The network uses the loss function to guide weight updates.
2. Optimizer (SGD / Adam)
Optimizers adjust the weights to minimize the loss. Steps for Stochastic Gradient Descent (SGD):
- Sample a minibatch of training data.
- Run the network to make predictions.
- Calculate the loss and adjust weights to reduce it.
Repeat over many minibatches and epochs. Parameters affecting training include:
- Learning rate: step size for weight updates.
- Batch size: number of examples per minibatch.
Adam optimizer is an adaptive version of SGD that often works well without tuning.

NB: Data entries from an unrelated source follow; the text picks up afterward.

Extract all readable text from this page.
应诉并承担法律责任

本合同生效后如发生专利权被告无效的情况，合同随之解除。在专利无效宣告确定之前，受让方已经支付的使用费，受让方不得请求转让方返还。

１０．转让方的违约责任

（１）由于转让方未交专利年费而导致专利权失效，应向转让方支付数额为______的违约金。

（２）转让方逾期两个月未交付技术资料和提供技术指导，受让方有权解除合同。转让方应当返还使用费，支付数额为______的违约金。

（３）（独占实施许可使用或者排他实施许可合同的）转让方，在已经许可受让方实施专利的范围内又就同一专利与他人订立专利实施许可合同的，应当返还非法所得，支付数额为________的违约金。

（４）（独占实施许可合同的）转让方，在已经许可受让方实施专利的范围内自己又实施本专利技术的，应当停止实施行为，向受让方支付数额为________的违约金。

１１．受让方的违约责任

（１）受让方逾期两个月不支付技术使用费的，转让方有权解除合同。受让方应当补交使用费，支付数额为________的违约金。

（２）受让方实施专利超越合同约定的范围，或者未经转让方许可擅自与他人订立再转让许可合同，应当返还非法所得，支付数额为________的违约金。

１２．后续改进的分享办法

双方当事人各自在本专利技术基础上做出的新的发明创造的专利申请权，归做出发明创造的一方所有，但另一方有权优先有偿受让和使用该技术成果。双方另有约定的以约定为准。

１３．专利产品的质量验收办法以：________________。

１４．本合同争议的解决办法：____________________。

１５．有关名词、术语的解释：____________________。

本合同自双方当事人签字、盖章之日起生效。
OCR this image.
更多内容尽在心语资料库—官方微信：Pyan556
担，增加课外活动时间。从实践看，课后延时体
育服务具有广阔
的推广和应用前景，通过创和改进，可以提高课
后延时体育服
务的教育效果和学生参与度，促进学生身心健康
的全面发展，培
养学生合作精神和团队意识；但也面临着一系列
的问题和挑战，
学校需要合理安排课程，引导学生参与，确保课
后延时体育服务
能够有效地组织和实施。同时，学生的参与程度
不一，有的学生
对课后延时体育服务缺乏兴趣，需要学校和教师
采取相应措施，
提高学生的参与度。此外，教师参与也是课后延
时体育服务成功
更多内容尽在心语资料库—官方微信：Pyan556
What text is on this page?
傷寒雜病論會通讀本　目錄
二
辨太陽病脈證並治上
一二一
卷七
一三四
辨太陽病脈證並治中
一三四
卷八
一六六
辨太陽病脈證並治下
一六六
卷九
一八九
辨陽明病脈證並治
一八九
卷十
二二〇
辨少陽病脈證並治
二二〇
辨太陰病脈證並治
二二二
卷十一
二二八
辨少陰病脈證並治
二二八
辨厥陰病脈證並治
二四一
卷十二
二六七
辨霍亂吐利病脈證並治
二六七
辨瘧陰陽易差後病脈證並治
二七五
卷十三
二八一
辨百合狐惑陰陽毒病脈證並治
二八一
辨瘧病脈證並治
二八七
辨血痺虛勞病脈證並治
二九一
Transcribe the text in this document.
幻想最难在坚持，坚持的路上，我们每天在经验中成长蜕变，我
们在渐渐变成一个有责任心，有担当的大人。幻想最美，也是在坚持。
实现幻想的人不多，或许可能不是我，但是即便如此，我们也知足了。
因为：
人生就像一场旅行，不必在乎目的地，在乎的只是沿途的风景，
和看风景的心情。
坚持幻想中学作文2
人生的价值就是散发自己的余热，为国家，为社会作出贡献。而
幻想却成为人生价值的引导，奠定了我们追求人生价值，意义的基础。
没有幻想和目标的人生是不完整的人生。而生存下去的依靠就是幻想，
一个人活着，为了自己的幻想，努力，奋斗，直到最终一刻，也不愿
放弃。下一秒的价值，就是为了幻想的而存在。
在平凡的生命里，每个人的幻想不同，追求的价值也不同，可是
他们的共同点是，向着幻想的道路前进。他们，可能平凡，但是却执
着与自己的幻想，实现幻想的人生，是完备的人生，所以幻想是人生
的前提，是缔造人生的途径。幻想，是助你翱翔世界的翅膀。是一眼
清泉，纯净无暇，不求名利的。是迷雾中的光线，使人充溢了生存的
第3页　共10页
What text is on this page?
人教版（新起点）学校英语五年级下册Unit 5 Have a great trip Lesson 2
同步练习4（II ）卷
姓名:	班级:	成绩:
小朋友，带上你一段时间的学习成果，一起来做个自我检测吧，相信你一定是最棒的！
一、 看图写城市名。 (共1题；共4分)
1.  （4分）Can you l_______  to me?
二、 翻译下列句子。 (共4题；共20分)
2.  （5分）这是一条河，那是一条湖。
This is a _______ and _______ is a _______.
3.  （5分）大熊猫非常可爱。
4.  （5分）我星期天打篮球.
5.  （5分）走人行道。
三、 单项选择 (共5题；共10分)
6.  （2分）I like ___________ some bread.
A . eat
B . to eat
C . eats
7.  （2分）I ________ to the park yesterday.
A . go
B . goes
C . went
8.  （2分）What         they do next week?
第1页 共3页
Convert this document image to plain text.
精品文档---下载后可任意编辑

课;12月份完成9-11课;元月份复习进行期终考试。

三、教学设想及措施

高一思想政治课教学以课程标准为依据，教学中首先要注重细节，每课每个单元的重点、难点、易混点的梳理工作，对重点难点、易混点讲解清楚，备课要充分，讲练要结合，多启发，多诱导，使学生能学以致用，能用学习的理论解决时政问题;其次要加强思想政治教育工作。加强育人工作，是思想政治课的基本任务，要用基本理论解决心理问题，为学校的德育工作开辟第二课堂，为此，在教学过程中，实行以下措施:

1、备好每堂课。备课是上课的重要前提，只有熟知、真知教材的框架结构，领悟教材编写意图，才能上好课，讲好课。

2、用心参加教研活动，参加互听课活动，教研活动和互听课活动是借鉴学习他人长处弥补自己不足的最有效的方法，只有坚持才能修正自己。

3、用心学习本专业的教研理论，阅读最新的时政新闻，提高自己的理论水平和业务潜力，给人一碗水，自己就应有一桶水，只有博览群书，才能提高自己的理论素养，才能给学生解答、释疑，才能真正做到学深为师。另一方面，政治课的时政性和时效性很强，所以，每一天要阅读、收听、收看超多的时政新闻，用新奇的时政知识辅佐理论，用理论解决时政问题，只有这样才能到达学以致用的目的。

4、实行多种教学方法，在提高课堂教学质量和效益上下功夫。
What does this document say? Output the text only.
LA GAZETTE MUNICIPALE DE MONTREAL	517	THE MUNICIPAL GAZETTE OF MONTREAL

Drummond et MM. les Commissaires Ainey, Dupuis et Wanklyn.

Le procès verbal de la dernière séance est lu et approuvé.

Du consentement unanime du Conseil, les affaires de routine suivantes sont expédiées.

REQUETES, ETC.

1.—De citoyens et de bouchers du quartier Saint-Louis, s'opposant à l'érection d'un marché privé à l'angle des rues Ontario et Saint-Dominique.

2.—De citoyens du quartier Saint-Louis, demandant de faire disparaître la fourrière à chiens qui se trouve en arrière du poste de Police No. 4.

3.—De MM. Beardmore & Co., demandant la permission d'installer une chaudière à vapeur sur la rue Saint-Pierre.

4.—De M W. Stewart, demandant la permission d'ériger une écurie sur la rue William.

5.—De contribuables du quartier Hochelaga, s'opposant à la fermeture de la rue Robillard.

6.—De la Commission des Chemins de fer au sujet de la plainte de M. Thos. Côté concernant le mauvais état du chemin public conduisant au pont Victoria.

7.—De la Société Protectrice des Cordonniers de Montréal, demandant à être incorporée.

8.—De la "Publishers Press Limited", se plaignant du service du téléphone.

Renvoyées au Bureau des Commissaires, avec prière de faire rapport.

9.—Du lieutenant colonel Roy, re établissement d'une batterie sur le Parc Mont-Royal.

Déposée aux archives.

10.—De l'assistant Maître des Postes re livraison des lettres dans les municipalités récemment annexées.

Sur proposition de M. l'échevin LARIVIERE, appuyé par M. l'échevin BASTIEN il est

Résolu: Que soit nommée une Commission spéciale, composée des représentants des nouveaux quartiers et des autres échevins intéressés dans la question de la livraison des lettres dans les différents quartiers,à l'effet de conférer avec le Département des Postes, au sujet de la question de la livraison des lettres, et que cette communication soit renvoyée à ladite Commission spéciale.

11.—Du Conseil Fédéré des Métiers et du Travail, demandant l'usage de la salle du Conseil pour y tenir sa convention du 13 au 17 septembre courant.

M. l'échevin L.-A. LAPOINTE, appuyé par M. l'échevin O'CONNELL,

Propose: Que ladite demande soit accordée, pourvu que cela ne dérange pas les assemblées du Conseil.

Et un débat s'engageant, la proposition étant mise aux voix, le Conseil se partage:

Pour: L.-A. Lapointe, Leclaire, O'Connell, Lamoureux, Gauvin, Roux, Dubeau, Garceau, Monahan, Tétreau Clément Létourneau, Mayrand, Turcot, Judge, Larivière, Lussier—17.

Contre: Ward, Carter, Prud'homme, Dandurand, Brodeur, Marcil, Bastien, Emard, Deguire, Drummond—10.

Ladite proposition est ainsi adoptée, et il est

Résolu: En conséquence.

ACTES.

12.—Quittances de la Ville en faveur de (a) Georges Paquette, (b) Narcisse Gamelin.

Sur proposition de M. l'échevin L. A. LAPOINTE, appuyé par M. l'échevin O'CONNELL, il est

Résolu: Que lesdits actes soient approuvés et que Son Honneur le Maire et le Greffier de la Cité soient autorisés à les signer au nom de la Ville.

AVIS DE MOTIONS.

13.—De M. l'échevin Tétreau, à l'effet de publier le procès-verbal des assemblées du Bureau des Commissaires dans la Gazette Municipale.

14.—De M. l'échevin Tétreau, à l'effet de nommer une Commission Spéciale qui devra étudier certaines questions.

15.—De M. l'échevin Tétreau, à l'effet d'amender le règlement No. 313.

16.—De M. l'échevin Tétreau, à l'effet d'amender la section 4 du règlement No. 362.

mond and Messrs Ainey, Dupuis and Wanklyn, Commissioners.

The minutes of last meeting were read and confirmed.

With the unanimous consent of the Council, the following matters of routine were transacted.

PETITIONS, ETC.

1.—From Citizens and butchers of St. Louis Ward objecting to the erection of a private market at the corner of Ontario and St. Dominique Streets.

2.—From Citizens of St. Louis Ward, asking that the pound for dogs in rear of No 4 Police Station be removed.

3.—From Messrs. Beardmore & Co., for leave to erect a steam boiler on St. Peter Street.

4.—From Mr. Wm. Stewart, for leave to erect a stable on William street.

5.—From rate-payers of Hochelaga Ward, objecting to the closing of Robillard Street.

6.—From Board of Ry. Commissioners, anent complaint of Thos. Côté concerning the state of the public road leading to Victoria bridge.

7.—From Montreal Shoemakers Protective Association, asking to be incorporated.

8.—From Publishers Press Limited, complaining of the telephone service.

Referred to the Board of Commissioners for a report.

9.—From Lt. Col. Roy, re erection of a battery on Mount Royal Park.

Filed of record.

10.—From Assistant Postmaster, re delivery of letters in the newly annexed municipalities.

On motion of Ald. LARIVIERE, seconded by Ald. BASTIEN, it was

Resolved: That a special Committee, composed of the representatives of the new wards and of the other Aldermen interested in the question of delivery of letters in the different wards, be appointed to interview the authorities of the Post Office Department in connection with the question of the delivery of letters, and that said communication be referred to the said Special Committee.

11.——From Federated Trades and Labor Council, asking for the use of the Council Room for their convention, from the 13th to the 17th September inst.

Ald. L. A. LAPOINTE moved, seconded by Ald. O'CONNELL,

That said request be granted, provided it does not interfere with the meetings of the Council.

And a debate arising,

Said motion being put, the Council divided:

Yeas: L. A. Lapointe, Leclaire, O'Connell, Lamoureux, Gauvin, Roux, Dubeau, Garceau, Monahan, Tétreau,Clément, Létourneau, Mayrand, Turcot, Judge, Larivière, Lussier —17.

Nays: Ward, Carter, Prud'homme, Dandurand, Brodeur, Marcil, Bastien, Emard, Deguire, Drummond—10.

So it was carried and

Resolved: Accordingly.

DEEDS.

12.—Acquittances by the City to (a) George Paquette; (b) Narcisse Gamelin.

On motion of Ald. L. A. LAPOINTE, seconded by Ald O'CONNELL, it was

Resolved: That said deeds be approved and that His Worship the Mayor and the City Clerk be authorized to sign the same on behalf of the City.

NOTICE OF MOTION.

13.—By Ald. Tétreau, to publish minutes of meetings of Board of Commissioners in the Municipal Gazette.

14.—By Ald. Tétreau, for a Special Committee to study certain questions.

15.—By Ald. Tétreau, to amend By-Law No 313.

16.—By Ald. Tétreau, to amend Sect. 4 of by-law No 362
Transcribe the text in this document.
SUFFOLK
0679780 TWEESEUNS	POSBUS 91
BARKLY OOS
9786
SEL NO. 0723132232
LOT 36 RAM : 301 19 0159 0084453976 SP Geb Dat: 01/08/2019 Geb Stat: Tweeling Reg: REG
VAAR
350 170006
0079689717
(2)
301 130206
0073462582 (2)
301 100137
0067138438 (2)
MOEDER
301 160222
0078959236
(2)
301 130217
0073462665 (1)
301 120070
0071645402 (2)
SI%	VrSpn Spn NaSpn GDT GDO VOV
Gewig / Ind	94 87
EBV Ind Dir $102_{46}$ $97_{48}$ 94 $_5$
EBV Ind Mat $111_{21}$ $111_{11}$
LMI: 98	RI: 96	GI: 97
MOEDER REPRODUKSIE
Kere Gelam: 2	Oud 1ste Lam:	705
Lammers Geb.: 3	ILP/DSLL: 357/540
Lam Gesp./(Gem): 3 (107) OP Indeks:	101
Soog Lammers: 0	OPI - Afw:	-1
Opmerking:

3. Compiling a Keras Model
model.compile(
optimizer='adam',
loss='mae',
)
4. Example: Red Wine Quality Dataset
Inputs: 11 physiochemical features of wines. Output: quality rating. Neural network architecture:
from tensorflow import keras
from tensorflow.keras import layers
model = keras.Sequential([
layers.Dense(512, activation='relu', input_shape=[11]),
layers.Dense(512, activation='relu'),
layers.Dense(512, activation='relu'),
layers.Dense(1),
])
Training parameters:
history = model.fit(
X_train, y_train,
validation_data=(X_valid, y_valid),
batch_size=256,
epochs=10,
)
The loss decreases over epochs, showing the network is learning. Plotting the loss over time indicates convergence when the curve flattens.
Summary
Neural networks learn by iteratively adjusting weights using an optimizer to minimize a loss function. Training proceeds over minibatches and multiple epochs. Monitoring loss helps determine when the network has learned sufficiently.